厚生労働省医薬・生活衛生局生活衛生課の成松英範課長は、「生活衛生関係営業における新型コロナウイルス感染症対策」をテーマに、生衛業の景気動向、各種特別貸付や給付金、資本性ローンを含む資金繰り支援策の概要、宿泊施設におけるコロナウイルス感染症対策を説明した。「ガイドラインとの重複になるが、人との接触を避ける、手指の消毒を徹底する、換気を欠かさないなど基本的な項目の順守が重要。宿泊者や従業員の感染が疑われる場合には、速やかに保健所に連絡してほしい。万一陽性者が出てもガイドラインに沿って冷静に対応していただきたい」と呼び掛けた。

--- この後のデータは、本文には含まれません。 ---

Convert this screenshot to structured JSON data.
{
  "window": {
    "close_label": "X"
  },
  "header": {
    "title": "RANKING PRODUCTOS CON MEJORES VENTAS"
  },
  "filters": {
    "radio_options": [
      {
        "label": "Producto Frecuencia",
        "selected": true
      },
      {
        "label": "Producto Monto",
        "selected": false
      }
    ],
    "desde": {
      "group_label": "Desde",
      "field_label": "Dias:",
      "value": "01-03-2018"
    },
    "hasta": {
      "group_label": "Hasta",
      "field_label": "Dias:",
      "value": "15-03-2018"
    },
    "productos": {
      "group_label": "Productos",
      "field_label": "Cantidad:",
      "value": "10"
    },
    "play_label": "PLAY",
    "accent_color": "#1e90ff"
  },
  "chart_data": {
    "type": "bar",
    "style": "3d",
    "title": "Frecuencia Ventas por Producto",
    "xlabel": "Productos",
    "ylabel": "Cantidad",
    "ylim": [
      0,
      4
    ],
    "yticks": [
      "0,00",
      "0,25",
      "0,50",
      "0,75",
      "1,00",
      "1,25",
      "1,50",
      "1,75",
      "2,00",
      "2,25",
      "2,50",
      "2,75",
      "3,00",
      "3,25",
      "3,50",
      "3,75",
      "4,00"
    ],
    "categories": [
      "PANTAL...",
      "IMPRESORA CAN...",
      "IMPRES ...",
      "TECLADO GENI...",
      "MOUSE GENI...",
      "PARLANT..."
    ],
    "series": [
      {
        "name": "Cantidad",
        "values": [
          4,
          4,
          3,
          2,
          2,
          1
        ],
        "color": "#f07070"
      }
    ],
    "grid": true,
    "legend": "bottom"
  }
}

観光庁観光産業課の多田浩人課長は、「宿泊産業における新型コロナウイルス感染症による影響と支援策について」をテーマに、コロナ禍前後での宿泊者数や客室稼働率の推移、各種支援制度や宿泊施設バリアフリー化促進事業、地域旅館の面的再生に向けた政策の内容を解説した。「申請が難しいと言われた雇用調整助成金に関する動画を作成し、申請方法を詳しく紹介している。財務省と意見を交わしながら、事業継続のための宿泊施設アドバイザー派遣事業を開始し、予想以上の応募をいただいた。来年度予算にもこのニーズを反映させていきたい」と述べ、各種支援制度の積極的活用と、次年度以降の宿泊施設を対象とした事業展望について説明した。
8月24日に発足した全旅連ウィズコロナ調査研究会(大木正治座長=全旅連副会長)は、8月31日~9月17日に組合員を対象に実施したウェブアンケートの回答結果を発表した。同調査では、8月の売り上げが前年同月比50%未満の組合員が53.7%、9~12月の予約状況が前年同期比50%未満の組合員が71.9%に上るなど、厳しい経営状況が改めて示された。大木座長は、「われわれ組合員は共助し、国や菅首相に対して公助をお願いしていく。10月1日からGo Toトラベル事業に東京が含まれるのに伴って、10月末か11月初めに再度アンケートを取らせていただき、東京が解禁となってどのような状況になっているかについて調査したい。1人でも多くの組合員にご回答いただき、その結果を踏まえて今後の方針を決定していきたい」と述べた。
多田計介会長は、「新型コロナ禍により多くの問題を乗り越えて98回目の全国大会がライブ配信という形で行われるが、開催に至るまでにご苦労をいただいた各位に感謝申し上げたい。当初は参加者を動員しての開催を予定していたが、いろいろな環境の変化に伴い断念することとなった。テーマはコロナ一色だが、厚生労働省や観光庁の担当者から知見を示していただけることに御礼申し上げる」と述べた。